The technique had been used on small or medium-sized molecules for much of the 20th Century. To extend the technique to large molecules, scientists have to make the individual molecules separate and spread out as a cloud in a gas without losing their original structure. Fenn and Tanaka were honored for finding two ways to accomplish that.

"Can you imagine? This happens to so few people," Fenn said when reached at his home in Richmond by The Associated Press. "So many other scientists dream about it. The odds are one in 100,000 or one in a millon."

Wuethrich was honored for improving a technique called nuclear magnetic resonance. The technique allows scientists to develop three-dimensional images of molecules in a solution, which is the natural environment of a protein in a cell.

Wuethrich's work allowed the technique to be used on large molecules like proteins.
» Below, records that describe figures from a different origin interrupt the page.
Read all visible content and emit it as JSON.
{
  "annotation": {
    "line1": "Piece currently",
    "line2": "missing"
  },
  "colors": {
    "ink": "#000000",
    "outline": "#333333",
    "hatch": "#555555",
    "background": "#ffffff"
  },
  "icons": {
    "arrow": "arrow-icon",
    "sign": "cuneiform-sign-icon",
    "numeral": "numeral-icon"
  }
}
The first complete protein structure to be determined with his method was achieved in 1985.

Reached in Zurich, Wuethrich said he was "delighted and surprised" at being awarded the prize.

"I am glad that such a prize is coming to Switzerland," he told The Associated Press. "At a time when so much seems to be going wrong, this shows that certain things also have gone right."

The Nobel science awards were to culminate later Wednesday with the announcement of the economics prize, the only award not established in the will of Swedish industrialist Alfred Nobel, the inventor of dynamite.

The winner of the Nobel Prize in literature was to be named on Thursday in Stockholm and the Nobel Peace Prize was to be announced Friday in Oslo, Norway.

The prizes for medicine and physics were announced earlier this week.

For the second year in a row, the academy decided to award the chemistry and physics honors separately, changing a yearslong practice of announcing them the same day after determining that pairing the awards made it too easy for one to be overlooked.

The medicine, physics, chemistry, literature and peace prizes were first awarded in 1901. The Nobel Memorial Prize in Economic Sciences was established separately in 1968 by the Swedish central bank, but it is grouped with the other awards.

Nobel Foundation statutes stipulate that no more than three winners can share a prize and the scientific committees often choose the maximum number, finding it hard to single out researchers. Often the awards are given for discoveries made after decades of research.

Nobel gave little guidance other than to say the chemistry prize should go to those who "shall have conferred the greatest benefit on mankind" and "shall have made the most important chemical discovery or improvement."

The prizes are presented to the winners on Dec. 10, the anniversary of Nobel's death in 1896.